Deuxième souvenir : je rencontre Claude Garache à la galerie Maeght et il me demande de venir dimanche prochain à l’atelier écouter Claude Simon qui nous développe comment il a écrit La Route des Flandres (1960) à l’aide de documents, lettres, photographies récemment retrouvés. Inoubliable journée où un écrivain brillamment met à plat une déconstruction puis une construction du récit. L’état d’esprit de Claude Simon fait écho à l’état de pensée de Claude Garache.
La troisième fois, je propose à Garache un entretien qui serait diffusé sur France Culture dans Peinture fraîche. Sourire. Sourire tout d’abord flatté-flatteur qui prépare l’impossibilité de dire oui, qui hésite à dire non, moment lourd, inapaisé, difficile. Une gêne, un sourire de gêne en conflit avec l’énonciation. En conflit avec un tremblement. Ne pas pouvoir arrêter la décision. Le sourire flotte comme la nudité flotte entre l’absence de ciel et l’absence de sol. Et pourtant le ciel est un soutien autant que le sol. La nudité est aphasiquement silencieuse, elle flotte, elle tremble. Elle n’inquiète plus le désir et elle n’inquiète plus la mort. Le monde passe par-dessus, elle est toujours une boule de feu. Le sourire l’emporte sur la décision qui ne sera pas énoncée. Le sourire s’affiche, l’entretien n’a pas lieu.

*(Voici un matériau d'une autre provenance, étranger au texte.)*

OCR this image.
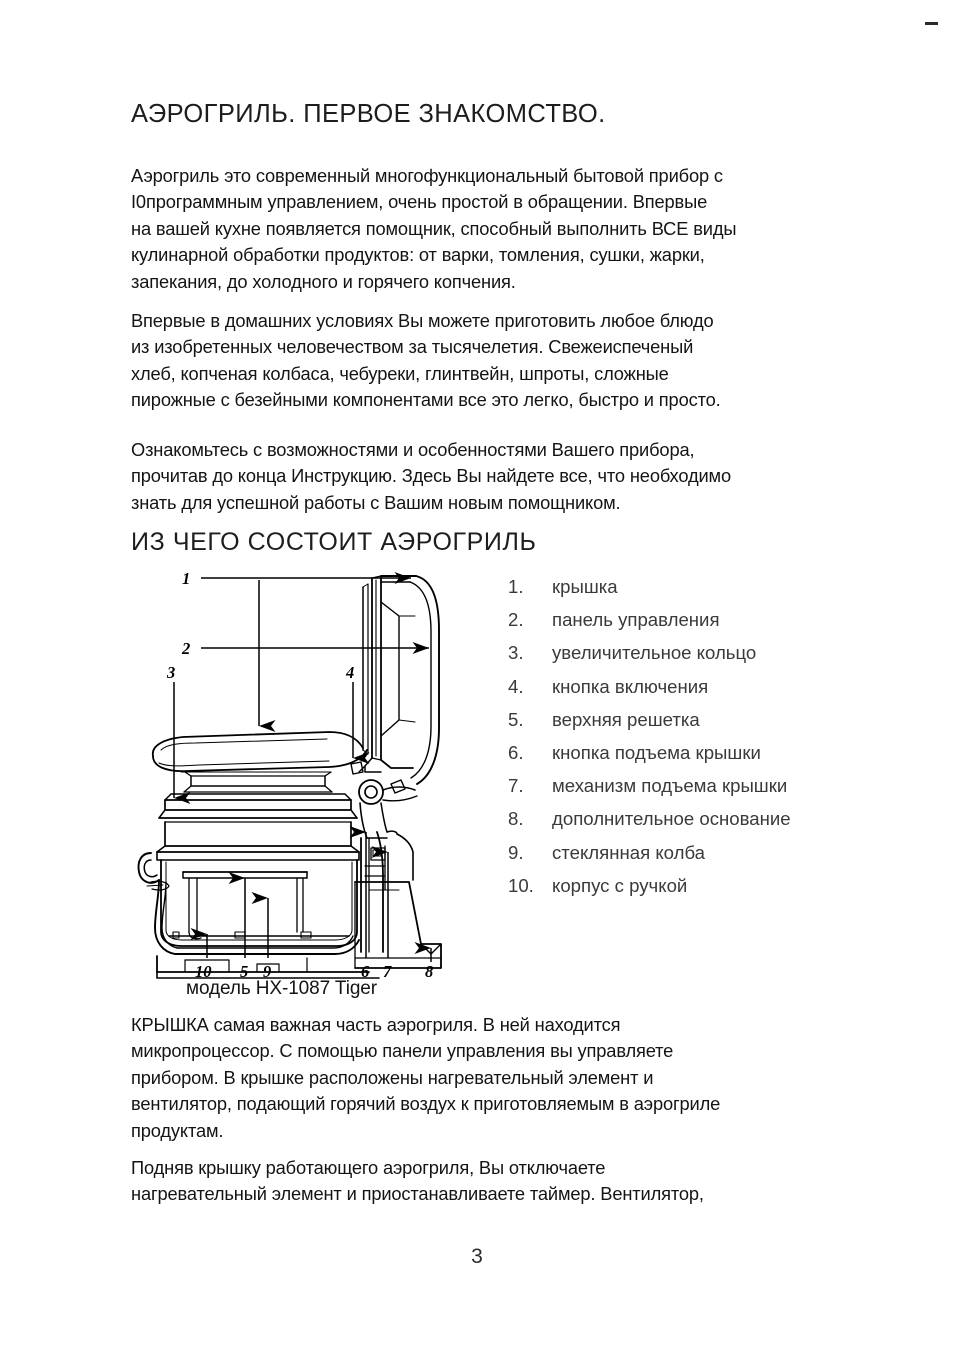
АЭРОГРИЛЬ. ПЕРВОЕ ЗНАКОМСТВО.

Аэрогриль это современный многофункциональный бытовой прибор с
I0программным управлением, очень простой в обращении. Впервые
на вашей кухне появляется помощник, способный выполнить ВСЕ виды
кулинарной обработки продуктов: от варки, томления, сушки, жарки,
запекания, до холодного и горячего копчения.

Впервые в домашних условиях Вы можете приготовить любое блюдо
из изобретенных человечеством за тысячелетия. Свежеиспеченый
хлеб, копченая колбаса, чебуреки, глинтвейн, шпроты, сложные
пирожные с безейными компонентами все это легко, быстро и просто.

Ознакомьтесь с возможностями и особенностями Вашего прибора,
прочитав до конца Инструкцию. Здесь Вы найдете все, что необходимо
знать для успешной работы с Вашим новым помощником.

ИЗ ЧЕГО СОСТОИТ АЭРОГРИЛЬ

КРЫШКА самая важная часть аэрогриля. В ней находится
микропроцессор. С помощью панели управления вы управляете
прибором. В крышке расположены нагревательный элемент и
вентилятор, подающий горячий воздух к приготовляемым в аэрогриле
продуктам.

Подняв крышку работающего аэрогриля, Вы отключаете
нагревательный элемент и приостанавливаете таймер. Вентилятор,

1
2
3	4
10 5 9	6 7 8
модель HX-1087 Tiger
1.	крышка
2.	панель управления
3.	увеличительное кольцо
4.	кнопка включения
5.	верхняя решетка
6.	кнопка подъема крышки
7.	механизм подъема крышки
8.	дополнительное основание
9.	стеклянная колба
10. корпус с ручкой
3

Je rapporte une scène bouleversante, cinq jours après le vernissage de son exposition de sculptures au Musée d’Art moderne de la Ville de Paris, Hélène se meurt. Claude Garache est dans la chambre, debout devant le lit. Hélène l’appelle : « Claude Garache ! » Et j’ai pensé ce que Claude Garache pouvait peut-être penser : Lazare, lève-toi ! La nudité en a-t-elle aussi le pouvoir ? « Je lui avais fermement demandé de rester vivante », confie-t-il à Nicolas Dufourcq. Elle a tenu bon jusqu’au bout.
Que les générations à venir préservent une œuvre aussi considérable, un tel personnage, un tel sourire. Claude Garache invente les représentations infinies d’une pelletée de feu -- le désir -- et ce livre en est l’émouvant témoignage.